8
Als Wilhelm Vohsen am Abend nach Haus kam, war es bereits dunkel. Die Scheinwerfer seines Mercedes strichen über Beates Golf, der ordentlich vor dem linken Garagentor stand. Wie ein Friedenssignal, dachte er.
Mathilde hielt ihm wie üblich die Tür auf. Er warf ihr seinen Hut zu, begrüßte sie gut gelaunt und bemerkte dann erst ihren bedeutungsvollen Blick, mit dem sie auf die Tür zur Halle wies.
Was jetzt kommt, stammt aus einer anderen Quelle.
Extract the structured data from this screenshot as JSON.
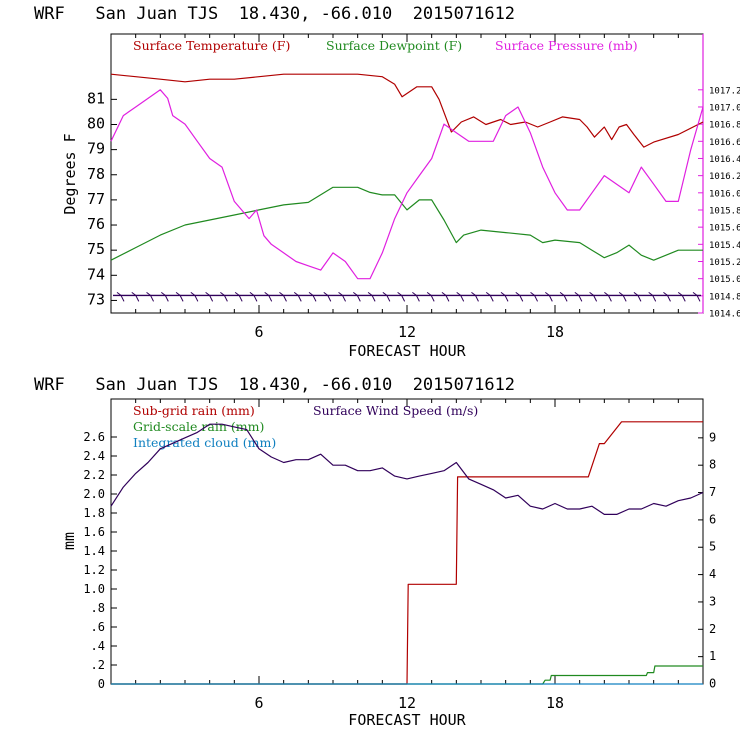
{
  "chart_data": [
    {
      "type": "line",
      "title": "WRF   San Juan TJS  18.430, -66.010  2015071612",
      "xlabel": "FORECAST HOUR",
      "ylabel": "Degrees F",
      "xlim": [
        0,
        24
      ],
      "ylim": [
        72.5,
        83.6
      ],
      "y2lim": [
        1014.6,
        1017.85
      ],
      "x_ticks": [
        "6",
        "12",
        "18"
      ],
      "y_ticks": [
        "73",
        "74",
        "75",
        "76",
        "77",
        "78",
        "79",
        "80",
        "81"
      ],
      "y2_ticks": [
        "1014.6",
        "1014.8",
        "1015.0",
        "1015.2",
        "1015.4",
        "1015.6",
        "1015.8",
        "1016.0",
        "1016.2",
        "1016.4",
        "1016.6",
        "1016.8",
        "1017.0",
        "1017.2"
      ],
      "grid": false,
      "legend": "top",
      "colors": {
        "temperature": "#b00000",
        "dewpoint": "#208a20",
        "pressure": "#e020e0",
        "wind": "#30005a"
      },
      "series": [
        {
          "name": "Surface Temperature (F)",
          "axis": "left",
          "x": [
            0,
            1,
            2,
            3,
            4,
            5,
            6,
            7,
            8,
            9,
            10,
            11,
            11.5,
            11.8,
            12.4,
            13,
            13.3,
            13.8,
            14.2,
            14.7,
            15.2,
            15.8,
            16.2,
            16.8,
            17.3,
            17.8,
            18.3,
            19,
            19.3,
            19.6,
            20,
            20.3,
            20.6,
            20.9,
            21.2,
            21.6,
            22,
            23,
            24
          ],
          "y": [
            82.0,
            81.9,
            81.8,
            81.7,
            81.8,
            81.8,
            81.9,
            82.0,
            82.0,
            82.0,
            82.0,
            81.9,
            81.6,
            81.1,
            81.5,
            81.5,
            81.0,
            79.7,
            80.1,
            80.3,
            80.0,
            80.2,
            80.0,
            80.1,
            79.9,
            80.1,
            80.3,
            80.2,
            79.9,
            79.5,
            79.9,
            79.4,
            79.9,
            80.0,
            79.6,
            79.1,
            79.3,
            79.6,
            80.1
          ]
        },
        {
          "name": "Surface Dewpoint (F)",
          "axis": "left",
          "x": [
            0,
            1,
            2,
            3,
            4,
            5,
            6,
            7,
            8,
            9,
            10,
            10.5,
            11,
            11.5,
            12,
            12.5,
            13,
            13.5,
            14,
            14.3,
            15,
            16,
            17,
            17.5,
            18,
            19,
            19.5,
            20,
            20.5,
            21,
            21.5,
            22,
            22.5,
            23,
            24
          ],
          "y": [
            74.6,
            75.1,
            75.6,
            76.0,
            76.2,
            76.4,
            76.6,
            76.8,
            76.9,
            77.5,
            77.5,
            77.3,
            77.2,
            77.2,
            76.6,
            77.0,
            77.0,
            76.2,
            75.3,
            75.6,
            75.8,
            75.7,
            75.6,
            75.3,
            75.4,
            75.3,
            75.0,
            74.7,
            74.9,
            75.2,
            74.8,
            74.6,
            74.8,
            75.0,
            75.0
          ]
        },
        {
          "name": "Surface Pressure (mb)",
          "axis": "right",
          "x": [
            0,
            0.5,
            1,
            1.5,
            2,
            2.3,
            2.5,
            3,
            3.5,
            4,
            4.5,
            5,
            5.3,
            5.6,
            5.9,
            6.2,
            6.5,
            7,
            7.5,
            8,
            8.5,
            9,
            9.5,
            10,
            10.5,
            11,
            11.5,
            12,
            12.5,
            13,
            13.5,
            14,
            14.5,
            15,
            15.5,
            16,
            16.5,
            17,
            17.5,
            18,
            18.5,
            19,
            19.5,
            20,
            20.5,
            21,
            21.5,
            22,
            22.5,
            23,
            23.5,
            24
          ],
          "y": [
            1016.6,
            1016.9,
            1017.0,
            1017.1,
            1017.2,
            1017.1,
            1016.9,
            1016.8,
            1016.6,
            1016.4,
            1016.3,
            1015.9,
            1015.8,
            1015.7,
            1015.8,
            1015.5,
            1015.4,
            1015.3,
            1015.2,
            1015.15,
            1015.1,
            1015.3,
            1015.2,
            1015.0,
            1015.0,
            1015.3,
            1015.7,
            1016.0,
            1016.2,
            1016.4,
            1016.8,
            1016.7,
            1016.6,
            1016.6,
            1016.6,
            1016.9,
            1017.0,
            1016.7,
            1016.3,
            1016.0,
            1015.8,
            1015.8,
            1016.0,
            1016.2,
            1016.1,
            1016.0,
            1016.3,
            1016.1,
            1015.9,
            1015.9,
            1016.5,
            1017.0
          ]
        }
      ],
      "wind_barbs": {
        "count": 40,
        "color": "#30005a",
        "y": 73.2
      }
    },
    {
      "type": "line",
      "title": "WRF   San Juan TJS  18.430, -66.010  2015071612",
      "xlabel": "FORECAST HOUR",
      "ylabel": "mm",
      "xlim": [
        0,
        24
      ],
      "ylim": [
        0,
        3.0
      ],
      "y2lim": [
        0,
        10.42
      ],
      "x_ticks": [
        "6",
        "12",
        "18"
      ],
      "y_ticks": [
        "0",
        ".2",
        ".4",
        ".6",
        ".8",
        "1.0",
        "1.2",
        "1.4",
        "1.6",
        "1.8",
        "2.0",
        "2.2",
        "2.4",
        "2.6"
      ],
      "y2_ticks": [
        "0",
        "1",
        "2",
        "3",
        "4",
        "5",
        "6",
        "7",
        "8",
        "9"
      ],
      "grid": false,
      "legend": "top",
      "colors": {
        "subgrid": "#b00000",
        "gridscale": "#208a20",
        "cloud": "#1080c0",
        "wind": "#30005a"
      },
      "series": [
        {
          "name": "Sub-grid rain (mm)",
          "axis": "left",
          "x": [
            0,
            11.6,
            11.65,
            12,
            12.05,
            13.3,
            13.35,
            14,
            14.05,
            19.3,
            19.35,
            19.8,
            20,
            20.7,
            20.75,
            24
          ],
          "y": [
            0,
            0,
            0,
            0,
            1.05,
            1.05,
            1.05,
            1.05,
            2.18,
            2.18,
            2.18,
            2.53,
            2.53,
            2.76,
            2.76,
            2.76
          ]
        },
        {
          "name": "Grid-scale rain (mm)",
          "axis": "left",
          "x": [
            0,
            17.5,
            17.6,
            17.8,
            17.85,
            21.7,
            21.75,
            22,
            22.05,
            24
          ],
          "y": [
            0,
            0,
            0.04,
            0.04,
            0.09,
            0.09,
            0.12,
            0.12,
            0.19,
            0.19
          ]
        },
        {
          "name": "Integrated cloud (mm)",
          "axis": "left",
          "x": [
            0,
            24
          ],
          "y": [
            0,
            0
          ]
        },
        {
          "name": "Surface Wind Speed (m/s)",
          "axis": "right",
          "x": [
            0,
            0.5,
            1,
            1.5,
            2,
            2.5,
            3,
            3.5,
            4,
            4.5,
            5,
            5.5,
            6,
            6.5,
            7,
            7.5,
            8,
            8.5,
            9,
            9.5,
            10,
            10.5,
            11,
            11.5,
            12,
            12.5,
            13,
            13.5,
            14,
            14.5,
            15,
            15.5,
            16,
            16.5,
            17,
            17.5,
            18,
            18.5,
            19,
            19.5,
            20,
            20.5,
            21,
            21.5,
            22,
            22.5,
            23,
            23.5,
            24
          ],
          "y": [
            6.5,
            7.2,
            7.7,
            8.1,
            8.6,
            8.8,
            9.0,
            9.2,
            9.5,
            9.5,
            9.4,
            9.3,
            8.6,
            8.3,
            8.1,
            8.2,
            8.2,
            8.4,
            8.0,
            8.0,
            7.8,
            7.8,
            7.9,
            7.6,
            7.5,
            7.6,
            7.7,
            7.8,
            8.1,
            7.5,
            7.3,
            7.1,
            6.8,
            6.9,
            6.5,
            6.4,
            6.6,
            6.4,
            6.4,
            6.5,
            6.2,
            6.2,
            6.4,
            6.4,
            6.6,
            6.5,
            6.7,
            6.8,
            7.0
          ]
        }
      ]
    }
  ]
}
Vohsen stieß sie auf.
Einen Moment stand er wie versteinert, starrte den Burschen an, der lässig am Treppenpfosten lehnte. Er bemerkte als Erstes das asketisch schmale Gesicht mit dem dünnen Bart, der bei einem anderen lächerlich gewirkt hätte.
Der Bursche trug ausgebleichte, an den Knien fast weiße Jeans und einen ärmellosen Fellmantel. Seine Füße steckten in ausgetretenen Laufschuhen. Zwischen seinen Fingern qualmte eine dünne Zigarette. Haschisch, dachte Vohsen, und er schnupperte unwillkürlich, roch aber nur würzigen Tabakrauch.
Er machte einen Schritt auf den jungen Mann zu, wobei er nach den richtigen Worten suchte. Er wünschte, er hätte einen Bauarbeiter vor sich gehabt.
»Guten Abend«, begann er. »Sind Sie ein Freund von Beate?« Gut, dachte er. Das war unverfänglich.
Josch runzelte die Stirn. »Freund? Na ja, vielleicht.«
Vohsen witterte etwas Zweideutiges in der Antwort, aber er nahm sich zusammen, deutete an die Tür zu seinem Arbeitszimmer und fragte: »Kann ich Ihnen irgendetwas anbieten? Ich nehme an, Beate zieht sich nur um?«
»Sie packt«, sagte Josch.
Angst und Wut ballten sich zu einem Klumpen in seinem Inneren zusammen. Josch sah ihm in die Augen. Kühl und analysierend, und Vohsen rannte plötzlich an ihm vorbei.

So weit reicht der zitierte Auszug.